I got this link from John Piazza. It describes the hubris that we find at the college level. It talks about “elite professionals” whose intelligence so vastly outshines the rest of us (4%ers) that we need to listen to them and try to do what they do if we are to save our schools. As John says, it really is outrageous.
Ben,
http://opinionator.blogs.nytimes.com/2012/06/07/who-should-teach-our-children/?src=rechp
You must read this article, it’s freakin’ outrageous. The gist of this article seems to be: College teachers are good teachers because are smart and can communicate with others. High school and middle school teachers are not smart, even if they have communication skills, and this is a major problem with pre college education. If we bring more teachers into the profession with “high intellectual ability,” the ones who are applying for grad school and want to be professors, we can improve our schools. Intelligent people can easily learn the (non intellectual and therefore inferior) skills required to teach children.
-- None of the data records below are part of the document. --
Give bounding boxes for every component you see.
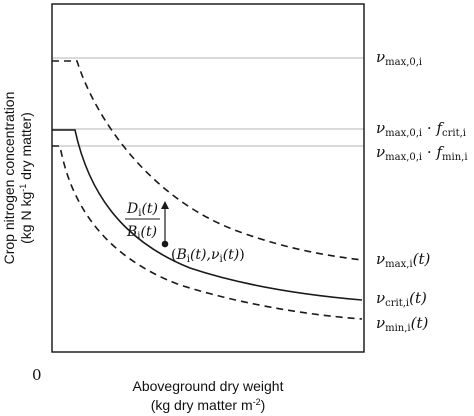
x-axis-title-line1: Aboveground dry weight [133, 378, 284, 394]
fraction-numerator: Di(t) [126, 201, 158, 219]
vcrit-dilution-curve [52, 129, 363, 301]
fraction-denominator: Bi(t) [126, 224, 157, 242]
label-vmax0: νmax,0,i [376, 48, 422, 68]
vmin-dilution-curve [52, 145, 363, 320]
label-vmax-t: νmax,i(t) [376, 250, 430, 270]
y-axis-title-line1: Crop nitrogen concentration [1, 92, 17, 265]
y-axis-title-line2: (kg N kg-1 dry matter) [18, 112, 34, 244]
plot-frame [51, 3, 365, 353]
label-vmin0: νmax,0,i · fmin,i [376, 143, 468, 163]
growth-arrow-head [161, 201, 169, 209]
label-vcrit-t: νcrit,i(t) [376, 289, 427, 309]
origin-label: 0 [32, 366, 42, 384]
vmax-dilution-curve [52, 60, 363, 261]
state-point-label: (Bi(t),νi(t)) [171, 247, 245, 265]
label-vcrit0: νmax,0,i · fcrit,i [376, 119, 466, 139]
x-axis-title-line2: (kg dry matter m-2) [151, 397, 266, 413]
state-point [161, 240, 169, 248]
label-vmin-t: νmin,i(t) [376, 314, 429, 334]
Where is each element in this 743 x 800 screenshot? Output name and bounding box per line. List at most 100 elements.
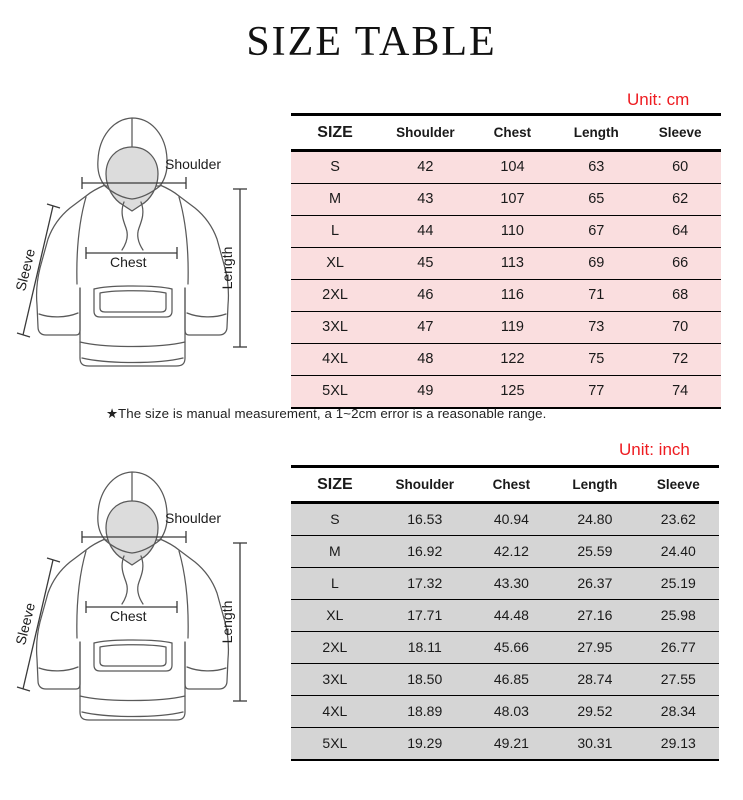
header-shoulder: Shoulder [379, 113, 472, 152]
table-row: 5XL 49 125 77 74 [291, 375, 721, 409]
cell-sleeve: 25.98 [637, 599, 719, 632]
cell-size: S [291, 502, 379, 536]
cell-length: 73 [553, 311, 640, 344]
cell-length: 30.31 [552, 727, 638, 761]
cell-length: 67 [553, 215, 640, 248]
table-row: 4XL 48 122 75 72 [291, 343, 721, 376]
header-sleeve: Sleeve [637, 465, 719, 504]
length-label: Length [219, 247, 235, 290]
cell-length: 69 [553, 247, 640, 280]
cell-sleeve: 25.19 [637, 567, 719, 600]
cell-shoulder: 17.71 [378, 599, 471, 632]
cell-shoulder: 49 [379, 375, 472, 409]
table-row: XL 17.71 44.48 27.16 25.98 [291, 599, 719, 632]
cell-sleeve: 62 [639, 183, 721, 216]
header-length: Length [552, 465, 638, 504]
cell-chest: 44.48 [470, 599, 553, 632]
cell-shoulder: 44 [379, 215, 472, 248]
cell-size: XL [291, 599, 379, 632]
header-chest: Chest [471, 113, 554, 152]
cell-sleeve: 64 [639, 215, 721, 248]
cell-shoulder: 45 [379, 247, 472, 280]
cell-length: 63 [553, 150, 640, 184]
cell-size: 2XL [291, 279, 380, 312]
cell-size: 3XL [291, 311, 380, 344]
table-row: 3XL 18.50 46.85 28.74 27.55 [291, 663, 719, 696]
hoodie-diagram-cm: Shoulder Chest Length Sleeve [10, 108, 278, 404]
cell-size: 3XL [291, 663, 379, 696]
measurement-note: ★The size is manual measurement, a 1~2cm… [106, 406, 547, 421]
cell-size: 4XL [291, 695, 379, 728]
cell-size: 5XL [291, 727, 379, 761]
header-chest: Chest [470, 465, 553, 504]
cell-chest: 45.66 [470, 631, 553, 664]
cell-chest: 48.03 [470, 695, 553, 728]
table-row: 2XL 18.11 45.66 27.95 26.77 [291, 631, 719, 664]
table-row: S 42 104 63 60 [291, 150, 721, 184]
cell-length: 29.52 [552, 695, 638, 728]
cell-sleeve: 60 [639, 150, 721, 184]
cell-chest: 43.30 [470, 567, 553, 600]
cell-sleeve: 66 [639, 247, 721, 280]
cell-length: 75 [553, 343, 640, 376]
cell-shoulder: 17.32 [378, 567, 471, 600]
shoulder-label: Shoulder [165, 156, 221, 172]
hoodie-diagram-inch: Shoulder Chest Length Sleeve [10, 462, 278, 758]
cell-shoulder: 48 [379, 343, 472, 376]
cell-length: 26.37 [552, 567, 638, 600]
cell-chest: 113 [471, 247, 554, 280]
header-sleeve: Sleeve [639, 113, 721, 152]
cell-chest: 122 [471, 343, 554, 376]
cell-sleeve: 68 [639, 279, 721, 312]
cell-chest: 104 [471, 150, 554, 184]
cell-length: 28.74 [552, 663, 638, 696]
unit-label-inch: Unit: inch [619, 440, 690, 459]
page-title: SIZE TABLE [246, 19, 497, 65]
cell-chest: 46.85 [470, 663, 553, 696]
cell-size: L [291, 215, 380, 248]
size-table-cm-wrapper: SIZE Shoulder Chest Length Sleeve S 42 104… [291, 113, 721, 409]
cell-chest: 42.12 [470, 535, 553, 568]
cell-sleeve: 23.62 [637, 502, 719, 536]
table-row: 3XL 47 119 73 70 [291, 311, 721, 344]
cell-shoulder: 18.11 [378, 631, 471, 664]
chest-label: Chest [110, 608, 147, 624]
size-table-inch: SIZE Shoulder Chest Length Sleeve S 16.53… [291, 465, 719, 761]
cell-shoulder: 42 [379, 150, 472, 184]
header-size: SIZE [291, 113, 380, 152]
table-header-row: SIZE Shoulder Chest Length Sleeve [291, 113, 721, 152]
cell-chest: 110 [471, 215, 554, 248]
cell-chest: 119 [471, 311, 554, 344]
cell-chest: 40.94 [470, 502, 553, 536]
cell-size: M [291, 183, 380, 216]
cell-sleeve: 72 [639, 343, 721, 376]
header-length: Length [553, 113, 640, 152]
cell-length: 65 [553, 183, 640, 216]
cell-chest: 107 [471, 183, 554, 216]
table-row: S 16.53 40.94 24.80 23.62 [291, 502, 719, 536]
cell-chest: 116 [471, 279, 554, 312]
table-row: XL 45 113 69 66 [291, 247, 721, 280]
cell-size: M [291, 535, 379, 568]
chest-label: Chest [110, 254, 147, 270]
table-row: M 43 107 65 62 [291, 183, 721, 216]
cell-shoulder: 18.89 [378, 695, 471, 728]
table-header-row: SIZE Shoulder Chest Length Sleeve [291, 465, 719, 504]
cell-chest: 49.21 [470, 727, 553, 761]
cell-length: 71 [553, 279, 640, 312]
cell-sleeve: 74 [639, 375, 721, 409]
cell-shoulder: 46 [379, 279, 472, 312]
shoulder-label: Shoulder [165, 510, 221, 526]
header-shoulder: Shoulder [378, 465, 471, 504]
cell-length: 77 [553, 375, 640, 409]
table-row: L 44 110 67 64 [291, 215, 721, 248]
size-table-inch-wrapper: SIZE Shoulder Chest Length Sleeve S 16.53… [291, 465, 719, 761]
cell-sleeve: 27.55 [637, 663, 719, 696]
cell-size: L [291, 567, 379, 600]
unit-label-cm: Unit: cm [627, 90, 690, 109]
cell-size: 2XL [291, 631, 379, 664]
cell-shoulder: 18.50 [378, 663, 471, 696]
length-label: Length [219, 601, 235, 644]
cell-sleeve: 24.40 [637, 535, 719, 568]
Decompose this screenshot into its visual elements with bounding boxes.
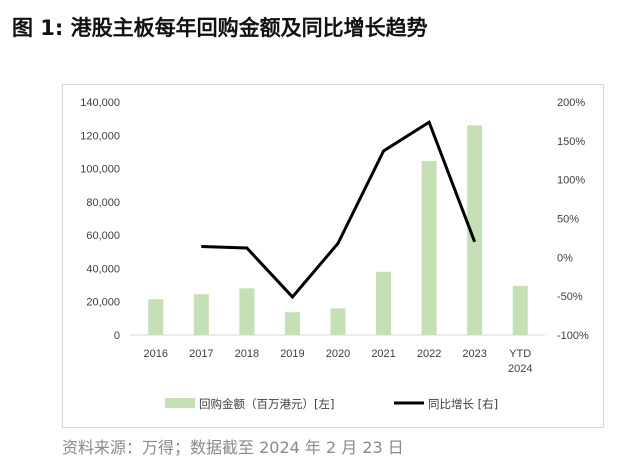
- x-tick-label: 2022: [417, 348, 441, 360]
- right-tick-label: 50%: [557, 214, 579, 226]
- right-tick-label: 150%: [557, 136, 585, 148]
- right-tick-label: 0%: [557, 252, 573, 264]
- legend-label-bar: 回购金额（百万港元）[左]: [199, 397, 334, 411]
- left-tick-label: 120,000: [80, 130, 120, 142]
- x-axis-labels: 2016 2017 2018 2019 2020 2021 2022 2023 YTD 2024: [144, 348, 533, 375]
- x-tick-label: 2021: [371, 348, 395, 360]
- bar-2019: [284, 312, 300, 335]
- bar-2018: [239, 288, 255, 335]
- x-tick-label: 2018: [235, 348, 259, 360]
- left-tick-label: 100,000: [80, 164, 120, 176]
- bar-2023: [467, 125, 483, 335]
- left-tick-label: 0: [114, 330, 120, 342]
- bar-2017: [193, 294, 209, 335]
- x-tick-label: 2019: [280, 348, 304, 360]
- x-tick-label: 2017: [189, 348, 213, 360]
- bar-series: [148, 125, 528, 335]
- page-title: 图 1: 港股主板每年回购金额及同比增长趋势: [12, 16, 428, 40]
- source-note: 资料来源：万得；数据截至 2024 年 2 月 23 日: [62, 438, 404, 457]
- bar-ytd-2024: [512, 285, 528, 335]
- left-axis: 0 20,000 40,000 60,000 80,000 100,000 120,000 1…: [80, 97, 120, 342]
- left-tick-label: 20,000: [86, 297, 120, 309]
- line-series: [201, 119, 477, 300]
- bar-2022: [421, 161, 437, 335]
- right-tick-label: -100%: [557, 330, 589, 342]
- legend-swatch-bar: [165, 398, 195, 408]
- bar-2016: [148, 299, 164, 335]
- chart-frame: [62, 84, 604, 428]
- x-tick-label: 2020: [326, 348, 350, 360]
- bar-2020: [330, 308, 346, 335]
- left-tick-label: 140,000: [80, 97, 120, 109]
- x-tick-label: 2023: [462, 348, 486, 360]
- left-tick-label: 60,000: [86, 230, 120, 242]
- right-tick-label: 100%: [557, 175, 585, 187]
- legend-label-line: 同比增长 [右]: [428, 397, 498, 411]
- x-tick-label: YTD: [509, 348, 531, 360]
- bar-2021: [376, 271, 392, 335]
- right-tick-label: -50%: [557, 291, 583, 303]
- right-tick-label: 200%: [557, 97, 585, 109]
- x-tick-label: 2016: [144, 348, 168, 360]
- left-tick-label: 80,000: [86, 197, 120, 209]
- x-tick-label: 2024: [508, 363, 532, 375]
- left-tick-label: 40,000: [86, 263, 120, 275]
- right-axis: -100% -50% 0% 50% 100% 150% 200%: [557, 97, 589, 342]
- legend: 回购金额（百万港元）[左] 同比增长 [右]: [165, 397, 498, 411]
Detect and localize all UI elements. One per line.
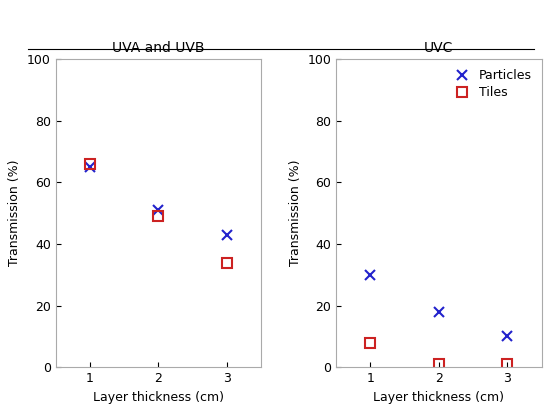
Legend: Particles, Tiles: Particles, Tiles: [446, 66, 535, 103]
Tiles: [367, 340, 374, 345]
Title: UVC: UVC: [424, 41, 454, 55]
X-axis label: Layer thickness (cm): Layer thickness (cm): [93, 391, 224, 404]
Line: Tiles: Tiles: [85, 159, 232, 267]
Particles: [223, 232, 230, 237]
Tiles: [436, 362, 442, 367]
Line: Tiles: Tiles: [366, 338, 512, 369]
Particles: [86, 164, 93, 169]
Particles: [367, 272, 374, 277]
X-axis label: Layer thickness (cm): Layer thickness (cm): [373, 391, 504, 404]
Y-axis label: Transmission (%): Transmission (%): [8, 160, 21, 267]
Particles: [155, 208, 162, 213]
Line: Particles: Particles: [85, 162, 232, 240]
Particles: [504, 334, 511, 339]
Title: UVA and UVB: UVA and UVB: [112, 41, 205, 55]
Tiles: [223, 260, 230, 265]
Y-axis label: Transmission (%): Transmission (%): [289, 160, 302, 267]
Tiles: [504, 362, 511, 367]
Tiles: [86, 162, 93, 166]
Line: Particles: Particles: [366, 270, 512, 341]
Particles: [436, 309, 442, 314]
Tiles: [155, 214, 162, 219]
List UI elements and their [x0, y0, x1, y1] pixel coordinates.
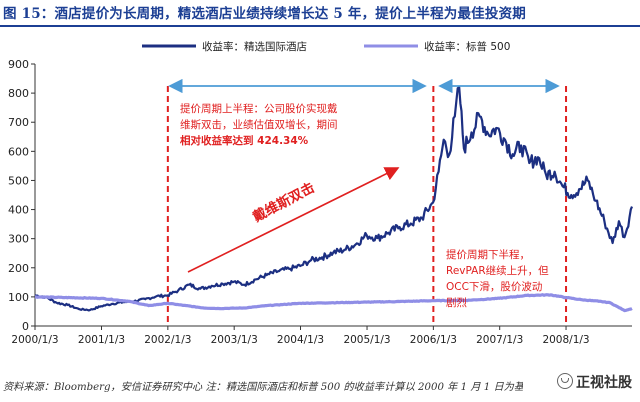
- davis-arrow: [187, 167, 400, 273]
- figure-title: 图 15：酒店提价为长周期，精选酒店业绩持续增长达 5 年，提价上半程为最佳投资…: [3, 6, 526, 22]
- lower-annotation-line-1: 提价周期下半程，: [446, 248, 530, 261]
- upper-annotation-line-3: 相对收益率达到 424.34%: [180, 134, 309, 147]
- y-tick-label: 500: [8, 174, 29, 187]
- lower-annotation: 提价周期下半程， RevPAR继续上升，但 OCC下滑，股价波动 剧烈: [446, 248, 549, 309]
- title-rule: [0, 25, 640, 27]
- lower-annotation-line-4: 剧烈: [446, 297, 467, 309]
- legend-label-sp500: 收益率：标普 500: [424, 40, 510, 53]
- x-ticks: 2000/1/3 2001/1/3 2002/1/3 2003/1/3 2004/1/3…: [11, 326, 590, 346]
- brand-watermark: 正视社股: [557, 372, 632, 392]
- y-tick-label: 300: [8, 233, 29, 246]
- y-tick-label: 100: [8, 291, 29, 304]
- x-tick-label: 2007/1/3: [476, 334, 523, 346]
- x-tick-label: 2008/1/3: [542, 334, 589, 346]
- series-line-sp500: [34, 293, 633, 313]
- series-lines: [34, 86, 634, 313]
- x-tick-label: 2006/1/3: [410, 334, 457, 346]
- x-tick-label: 2000/1/3: [11, 334, 58, 346]
- y-ticks: 0 100 200 300 400 500 600 700 800 900: [8, 58, 35, 333]
- brand-icon: [557, 373, 573, 389]
- x-tick-label: 2002/1/3: [144, 334, 191, 346]
- upper-annotation-line-2: 维斯双击，业绩估值双增长，期间: [180, 118, 338, 131]
- upper-annotation: 提价周期上半程：公司股价实现戴 维斯双击，业绩估值双增长，期间 相对收益率达到 …: [180, 102, 338, 147]
- legend-label-choice: 收益率：精选国际酒店: [202, 40, 307, 53]
- y-tick-label: 600: [8, 145, 29, 158]
- y-tick-label: 0: [22, 320, 29, 333]
- figure-source: 资料来源：Bloomberg，安信证券研究中心 注：精选国际酒店和标普 500 …: [3, 382, 523, 393]
- x-tick-label: 2004/1/3: [277, 334, 324, 346]
- y-tick-label: 700: [8, 116, 29, 129]
- lower-annotation-line-2: RevPAR继续上升，但: [446, 264, 549, 277]
- upper-annotation-line-1: 提价周期上半程：公司股价实现戴: [180, 102, 338, 115]
- y-tick-label: 200: [8, 262, 29, 275]
- legend: 收益率：精选国际酒店 收益率：标普 500: [142, 40, 510, 53]
- y-tick-label: 800: [8, 87, 29, 100]
- y-tick-label: 900: [8, 58, 29, 71]
- x-tick-label: 2003/1/3: [211, 334, 258, 346]
- lower-annotation-line-3: OCC下滑，股价波动: [446, 280, 542, 293]
- brand-label: 正视社股: [576, 375, 632, 391]
- davis-label: 戴维斯双击: [250, 179, 318, 226]
- x-tick-label: 2005/1/3: [343, 334, 390, 346]
- y-tick-label: 400: [8, 204, 29, 217]
- x-tick-label: 2001/1/3: [78, 334, 125, 346]
- period-markers: [166, 86, 568, 326]
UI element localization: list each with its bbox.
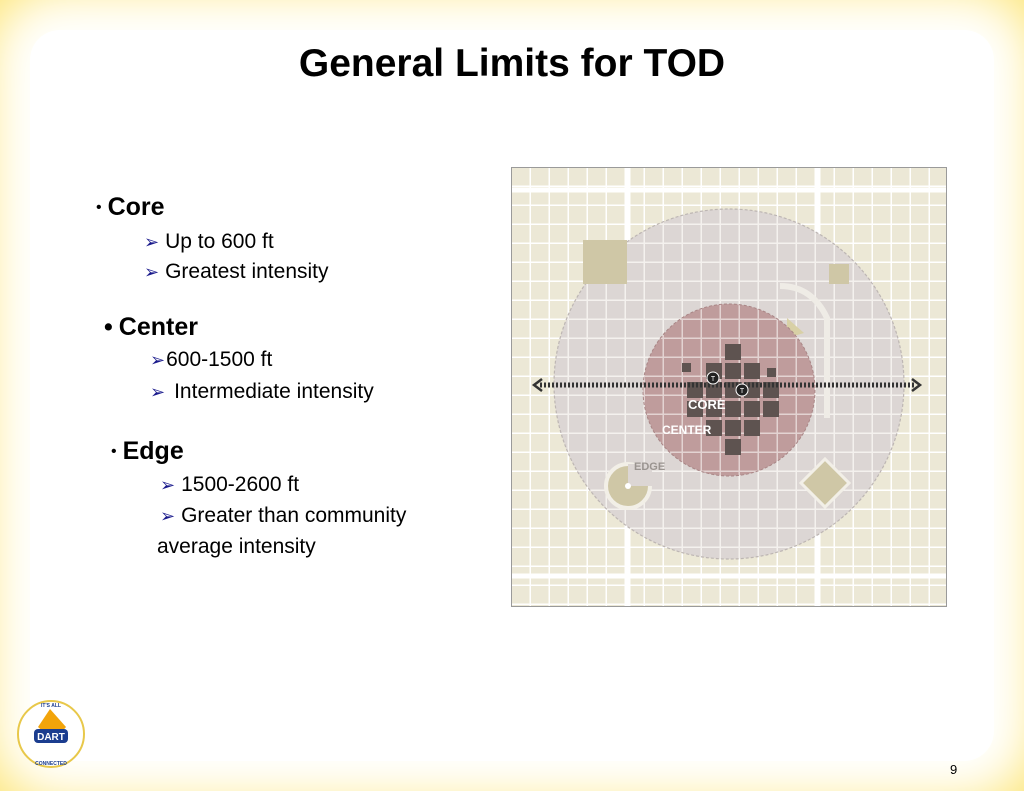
transit-station-2: T [735,383,749,397]
center-label: CENTER [662,423,712,437]
diamond-plaza [798,456,852,510]
bullet-dot: • [104,313,113,341]
svg-text:T: T [711,376,716,383]
dart-logo-svg: DART IT'S ALL CONNECTED [17,700,85,768]
arrow-bullet-icon: ➢ [160,506,176,526]
svg-text:IT'S ALL: IT'S ALL [41,703,61,709]
svg-text:T: T [740,388,745,395]
core-label: CORE [688,397,726,412]
edge-station-dot [625,483,631,489]
transit-line-arrow-right-icon [911,378,923,392]
park-block [583,240,627,284]
slide-title: General Limits for TOD [298,42,726,85]
park-block-small [829,264,849,284]
bullet-edge-heading: Edge [122,437,184,465]
curved-road [779,283,830,418]
transit-station-1: T [706,371,720,385]
arrow-bullet-icon: ➢ [150,350,166,370]
transit-line-arrow-left-icon [531,378,543,392]
arrow-bullet-icon: ➢ [150,382,166,402]
center-boundary [642,303,816,477]
bullet-core: • Core [96,193,165,222]
bullet-center: • Center [104,313,198,342]
bullet-dot: • [111,443,117,460]
tod-zone-diagram-svg: T T CORE CENTER EDGE [512,168,946,606]
bullet-center-item-2: ➢ Intermediate intensity [150,380,374,403]
dart-logo: DART IT'S ALL CONNECTED [14,697,88,771]
bullet-center-heading: Center [118,313,198,341]
bullet-edge-item-3: average intensity [157,535,316,558]
edge-label: EDGE [634,461,665,473]
page-number: 9 [950,762,958,777]
edge-circle-cut [628,464,652,486]
tod-zone-diagram: T T CORE CENTER EDGE [511,167,947,607]
arrow-bullet-icon: ➢ [144,232,160,252]
bullet-dot: • [96,199,102,216]
bullet-edge-item-1: ➢ 1500-2600 ft [160,473,300,496]
bullet-core-heading: Core [107,193,165,221]
svg-text:DART: DART [37,732,65,743]
arrow-bullet-icon: ➢ [160,475,176,495]
bullet-core-item-2: ➢ Greatest intensity [144,260,329,283]
bullet-center-item-1: ➢600-1500 ft [150,348,273,371]
bullet-edge: • Edge [111,437,184,466]
arrow-bullet-icon: ➢ [144,262,160,282]
bullet-core-item-1: ➢ Up to 600 ft [144,230,274,253]
core-zone [682,344,779,455]
svg-text:CONNECTED: CONNECTED [35,761,67,767]
bullet-edge-item-2: ➢ Greater than community [160,504,407,527]
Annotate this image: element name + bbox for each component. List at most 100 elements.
Here’s a quote:
“So why not make use of all this talent to develop an elite class of professionals — like those who teach in our colleges — and give them primary responsibility for K-12 education? One objection is that teaching children and teenagers requires a set of social/emotional abilities — to empathize, to nurture, to discipline — that have little connection with the intellectual qualities of the “best” college students. But there is no reason to think that people who are smart, articulate and enthusiastic about ideas are in general less likely to have these non-intellectual abilities. The idea is to choose those who have both high intellectual ability and the qualities needed to work successfully with children at a given grade level. Moreover, it’s important that teachers be — as they now often are not — credible authority figures, a status readily supported by the justified self-confidence and prestige of an elite professional.”